Purple thistle flowers growing in a field in Montana.

At first glance, thistles can look similar.

Exotic thistles, also known as non-native thistles, refer to thistle species that are not originally found in Montana. On the other hand, native thistles are species that have been present in Montana for thousands of years.

A significant difference between exotic and native thistles is their spreading habits.

Exotic thistles tend to be more invasive and aggressive in crowding out the surrounding native plant communities, affecting crop and forage yields.

Meanwhile, native thistles tend to coexist with other native plants, supporting diverse plant and animal communities.

It is essential to recognize the differences between exotic and native thistles to develop appropriate management strategies.

When managing exotic thistles, it is crucial to adopt strict measures such as limiting seed dissemination, preventing the growth of non-native populations, and controlling the spread at every opportunity.

Exotic Thistles in Montana

A close up of purple thistle in a field located in Montana.

Montana’s exotic thistles pose a significant threat to the state’s native plant communities, crop and forage production, and overall ecosystem.

These invasive and aggressive plants have adapted to thrive in Montana’s climate and landscapes, making them challenging to control and eradicate. Let’s learn more about them.

1. Bull Thistle

A close up of a pink Montana thistle flower.

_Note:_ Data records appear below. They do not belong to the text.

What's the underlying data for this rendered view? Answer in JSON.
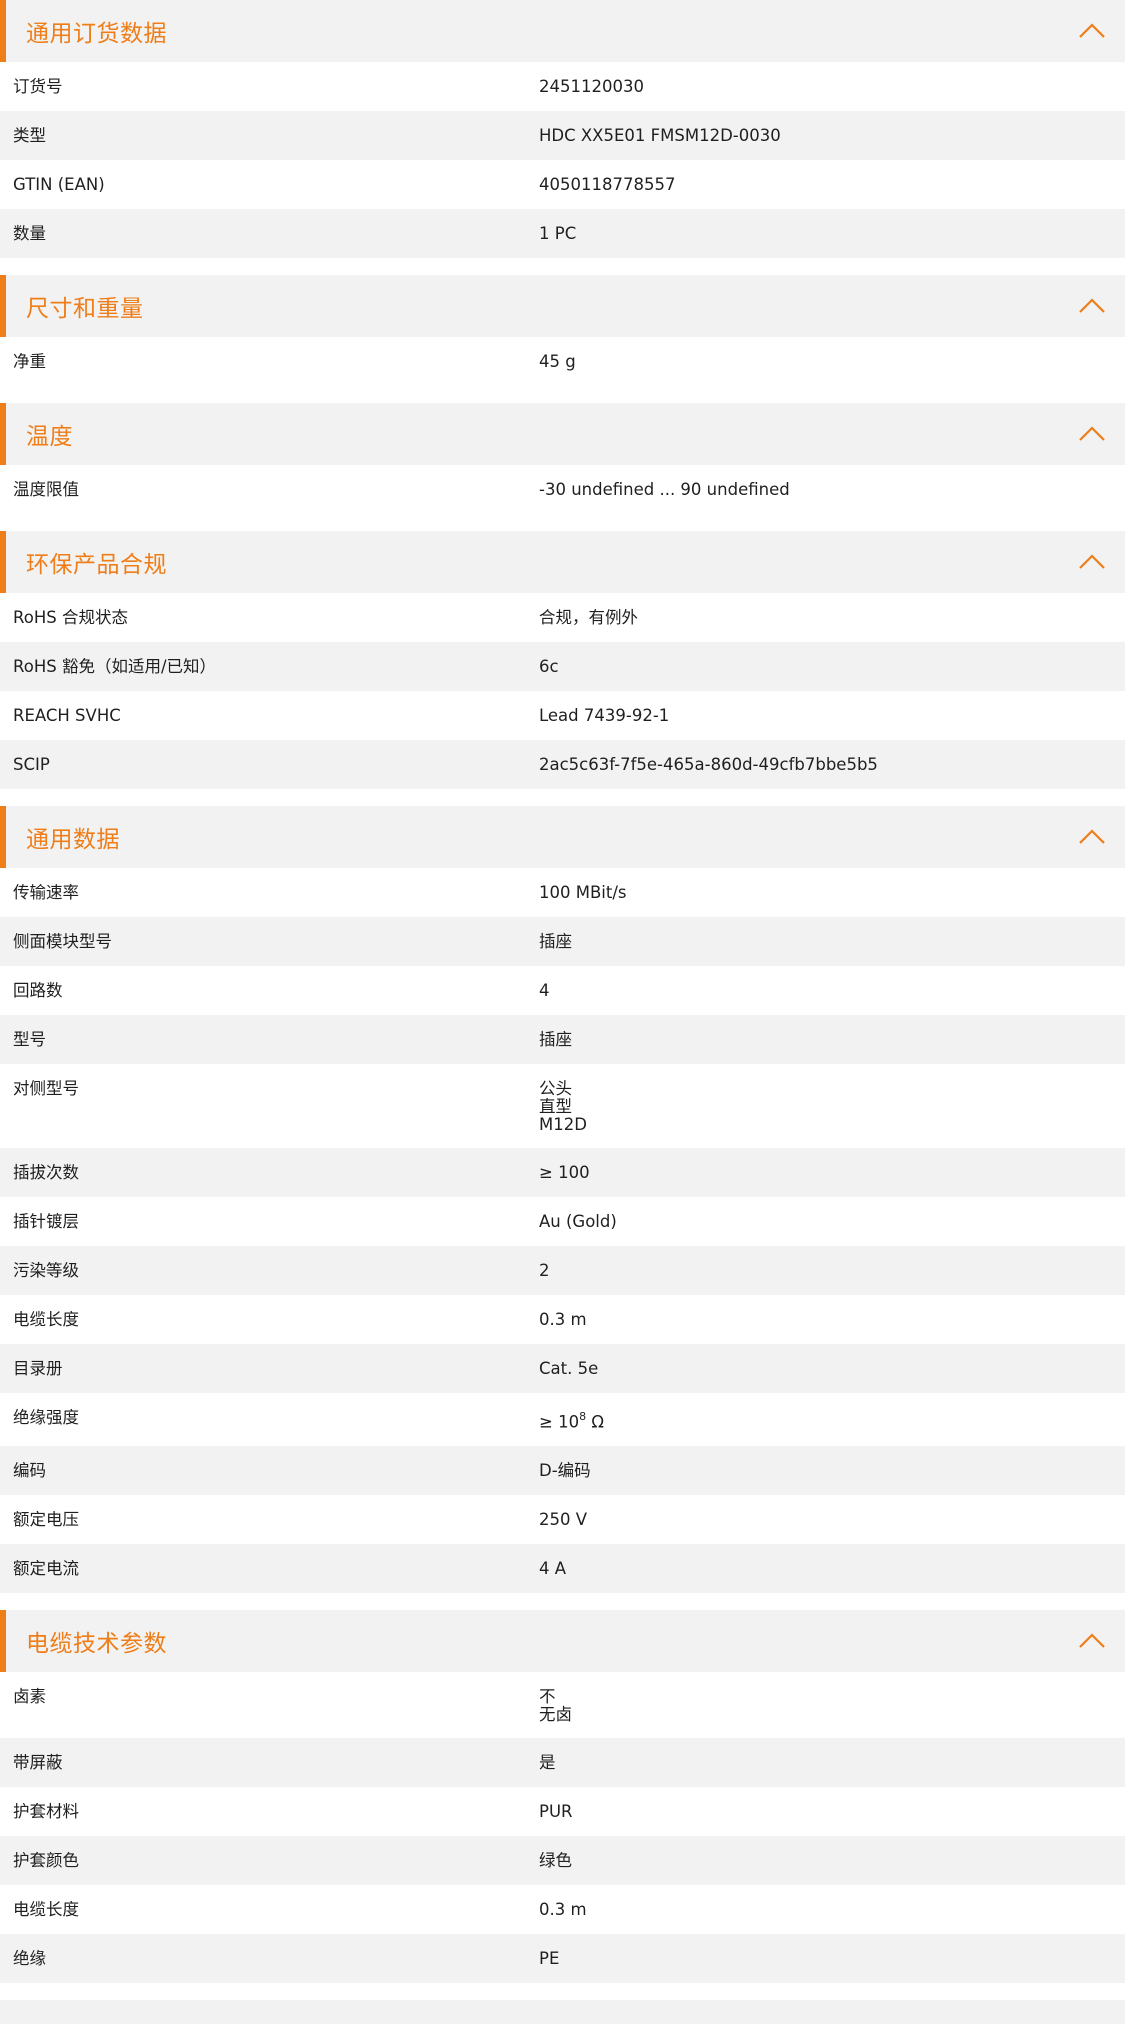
{
  "accent_color": "#ef7d18",
  "row_alt_color": "#f2f2f2",
  "icons": {
    "collapse": "chevron-up-icon"
  },
  "sections": [
    {
      "title": "通用订货数据",
      "rows": [
        {
          "label": "订货号",
          "value": "2451120030"
        },
        {
          "label": "类型",
          "value": "HDC XX5E01 FMSM12D-0030"
        },
        {
          "label": "GTIN (EAN)",
          "value": "4050118778557"
        },
        {
          "label": "数量",
          "value": "1  PC"
        }
      ]
    },
    {
      "title": "尺寸和重量",
      "rows": [
        {
          "label": "净重",
          "value": "45  g"
        }
      ]
    },
    {
      "title": "温度",
      "rows": [
        {
          "label": "温度限值",
          "value": "-30 undefined ... 90 undefined"
        }
      ]
    },
    {
      "title": "环保产品合规",
      "rows": [
        {
          "label": "RoHS 合规状态",
          "value": "合规，有例外"
        },
        {
          "label": "RoHS 豁免（如适用/已知）",
          "value": "6c"
        },
        {
          "label": "REACH SVHC",
          "value": "Lead 7439-92-1"
        },
        {
          "label": "SCIP",
          "value": "2ac5c63f-7f5e-465a-860d-49cfb7bbe5b5"
        }
      ]
    },
    {
      "title": "通用数据",
      "rows": [
        {
          "label": "传输速率",
          "value": "100 MBit/s"
        },
        {
          "label": "侧面模块型号",
          "value": "插座"
        },
        {
          "label": "回路数",
          "value": "4"
        },
        {
          "label": "型号",
          "value": "插座"
        },
        {
          "label": "对侧型号",
          "value": "公头\n直型\nM12D"
        },
        {
          "label": "插拔次数",
          "value": "≥ 100"
        },
        {
          "label": "插针镀层",
          "value": "Au (Gold)"
        },
        {
          "label": "污染等级",
          "value": "2"
        },
        {
          "label": "电缆长度",
          "value": "0.3  m"
        },
        {
          "label": "目录册",
          "value": "Cat. 5e"
        },
        {
          "label": "绝缘强度",
          "value": "≥ 10",
          "value_sup": "8",
          "value_suffix": " Ω"
        },
        {
          "label": "编码",
          "value": "D-编码"
        },
        {
          "label": "额定电压",
          "value": "250  V"
        },
        {
          "label": "额定电流",
          "value": "4  A"
        }
      ]
    },
    {
      "title": "电缆技术参数",
      "rows": [
        {
          "label": "卤素",
          "value": "不\n无卤"
        },
        {
          "label": "带屏蔽",
          "value": "是"
        },
        {
          "label": "护套材料",
          "value": "PUR"
        },
        {
          "label": "护套颜色",
          "value": "绿色"
        },
        {
          "label": "电缆长度",
          "value": "0.3  m"
        },
        {
          "label": "绝缘",
          "value": "PE"
        }
      ]
    }
  ]
}
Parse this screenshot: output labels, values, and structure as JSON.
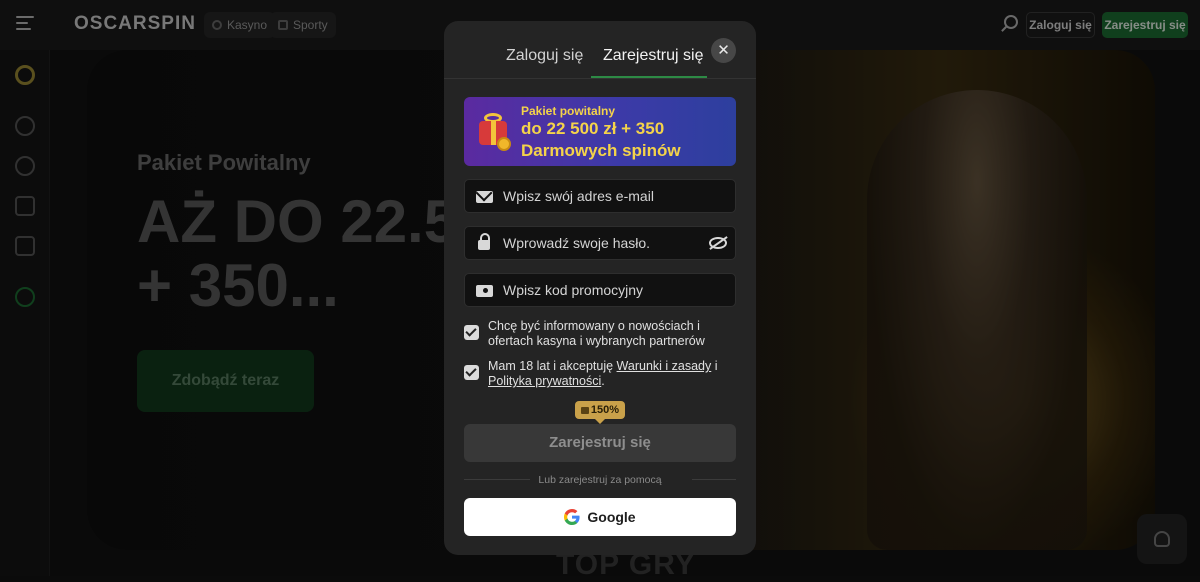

Bull thistle (Cirsium vulgare) is an invasive species of thistles in Montana that poses a serious threat to native plant communities.

This exotic plant is known for its tall stature, large purple flower heads, and sharp spines that make it difficult to handle. It can grow up to 7 feet tall.

Bull thistle is typically found in disturbed areas, such as roadsides, pastures, and fields, and can quickly spread to surrounding areas. To manage the Bull Thistle, early detection and rapid response are crucial.

By implementing proper weed management strategies, such as hand-pulling and herbicide application, the spread of bull thistle populations can be prevented. 

2. Canada Thistle

A close up of a purple thistle flower in Montana.

Canada Thistle (Cirsium arvense) is also known as creeping thistle, Californian thistle, corn thistle, or field thistle. This invasive species is native to Europe, Asia, and Africa.

It was introduced to North America during the 1600s and has now spread to areas such as Montana and South Dakota.

It is a dioecious plant, meaning that there are separate male and female plants. It can be found in a variety of habitats such as pastures, meadows, and roadsides.

Field Thistle is a persistent weed with a vigorous root system and the ability to quickly spread. Its aggressive nature can outcompete native plant species and reduce crop and forage yields.

The female flower head of the Canada Thistle is distinctive, with pinkish-purple flowers and a spine-tipped bract that surrounds the base.

Control of this weed can be difficult, but effective management strategies include hand-pulling plants before they flower and utilizing herbicides targeted at the entire plant, including the roots.

3. Musk Thistle

A pink Montana thistle flower in a field.

Musk thistle (Carduus nutans), also known as nodding thistle, is an invasive species with a distinctive appearance.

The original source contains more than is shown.